The American Rodeo: The Bucking Doesn’t Stop Here : The West: The sporting event is one of the most accessible but also one of the hardest in which to make a living.
LIVINGSTON, Mont. — Abe Morris slapped himself hard in the face. Then he did it again, three or four times.
“It sure does wake you up,” he explained.
Morris needed to be wide awake. A competitor on the professional rodeo circuit, he was getting ready to lash his hand to a ton of angry bull, which immediately tried to crush him against the walls of a narrow wooden chute.
Once Morris was settled on the animal’s back, he gave a nod, the gate was opened, and he put his spurs to the bull as hard and fast as he could.
Eight seconds of grueling whirlwind later, a whistle blew and Morris jumped off. A man in a clown suit ran up and swatted the still-bucking bull on the nose, distracting him while Morris made his getaway back to the chutes.
Using horns and hoofs, rodeo bulls have killed a number of riders and crippled many more, smashing legs, arms, ribs and every other bone known to mankind.
For risking his neck, Morris scored 67 points and earned just enough money to cover his entry fee. But by breaking even he did a lot better than most riders that night.
“Most guys aren’t making any money at this. In fact, most are losing money,” said Gavin Ehringer, spokesman for the National Professional Rodeo Cowboy Assn. in Colorado Springs, Colo.
Rodeo is by far the most accessible of American professional sports. Anybody who can scrape together a few dollars for an entry fee can try to ride a bronco or a bull in thousands of events all over the country.
But it is also one of the hardest sports in which to make a living. Getting on a bull or a bucking horse is one thing. Staying on long enough to win some money is another.
Ty Murray, the 1990 world champion, grossed $213,000 that year.

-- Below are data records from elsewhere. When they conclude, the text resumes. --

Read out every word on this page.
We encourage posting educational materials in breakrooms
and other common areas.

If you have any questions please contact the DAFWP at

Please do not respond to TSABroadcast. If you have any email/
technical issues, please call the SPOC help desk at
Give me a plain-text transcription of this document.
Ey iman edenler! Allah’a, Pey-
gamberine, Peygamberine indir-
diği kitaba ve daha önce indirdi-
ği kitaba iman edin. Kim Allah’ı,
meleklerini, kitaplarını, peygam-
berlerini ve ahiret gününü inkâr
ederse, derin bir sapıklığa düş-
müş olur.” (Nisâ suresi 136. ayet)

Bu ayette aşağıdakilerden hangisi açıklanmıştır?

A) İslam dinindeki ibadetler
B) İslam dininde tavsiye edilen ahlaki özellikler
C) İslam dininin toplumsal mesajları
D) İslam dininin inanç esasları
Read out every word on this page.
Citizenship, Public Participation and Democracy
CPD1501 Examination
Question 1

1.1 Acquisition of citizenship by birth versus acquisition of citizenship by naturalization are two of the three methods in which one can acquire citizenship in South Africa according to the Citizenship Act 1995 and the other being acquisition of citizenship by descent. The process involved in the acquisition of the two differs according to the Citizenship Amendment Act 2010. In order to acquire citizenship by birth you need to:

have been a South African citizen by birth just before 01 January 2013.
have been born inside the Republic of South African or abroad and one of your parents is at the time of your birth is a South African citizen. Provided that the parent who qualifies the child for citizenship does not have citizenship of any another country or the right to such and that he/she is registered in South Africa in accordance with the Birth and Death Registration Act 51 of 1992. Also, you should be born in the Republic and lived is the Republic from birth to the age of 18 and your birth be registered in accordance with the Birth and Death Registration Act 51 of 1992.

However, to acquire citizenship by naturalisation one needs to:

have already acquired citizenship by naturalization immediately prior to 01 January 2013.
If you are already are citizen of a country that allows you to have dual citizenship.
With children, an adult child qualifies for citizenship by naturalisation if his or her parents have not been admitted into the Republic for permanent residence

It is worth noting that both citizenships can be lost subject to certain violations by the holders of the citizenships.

That is a lot of money, but it pales by comparison to the multimillion-dollar payoffs in baseball, football and basketball.
The top 10 to 15 people in each rodeo event win between $35,000 and $70,000 a year, Ehringer said.
Most of the 9,500 professionals in the sport fall far shy of that figure, and they have to pay for their almost constant travel out of what they win.
All for the pleasure of risking permanent injury.
Although rodeo does not get the television coverage of major team sports, it attracts as many live spectators to its dusty arenas as National Football League games do, Ehringer said.
Rodeo events revolve around the roping and riding skills needed by the Wild West’s early cowboys.
In the days of the open range and big cattle drives, an activity like bulldogging--diving off a horse onto a steer’s neck and wrestling it to the ground by the horns--had practical value.
Since proper fences and corrals now make it unnecessary, hardly anybody does that sort of thing outside a rodeo arena.
Calf-roping still has some practical value on working ranches, as does knowing how to stay on a bucking horse, but most rodeo events are displays of athletic rather than practical skill.
Cowboys and animals are considered athletes and are scored as such by judges.
But rodeos are no longer just for cowboys.
Morris is a good example. Reared in New Jersey, he began riding there more than 20 years ago and has been in professional rodeo for 13 years. Most of the year, he earns his living by selling annuities.
The rodeo association sanctions 750 rodeos a year, and all participants in those events must be members of the organization.
But thousands of non-sanctioned rodeos are held, peaking during the summer months. Those are the type of events where anybody with nerve and an entry fee can try his luck.
Rodeo is definitely a young man’s sport. The average age for riders in the “rough stock” events--bull riding, bareback bronco riding and saddle bronco riding--is 26 or 27, Ehringer said.
“Your career in rough stock riding is effectively over by the time you’re 30,” he said.
But like any rule, this one has exceptions. Morris, who rides bulls, the roughest of the rough stock, hesitated to give his exact age but acknowledged that it is considerably over 30.
“Maybe I’ll tell everybody how old I am when I finally decide to quit,” he said.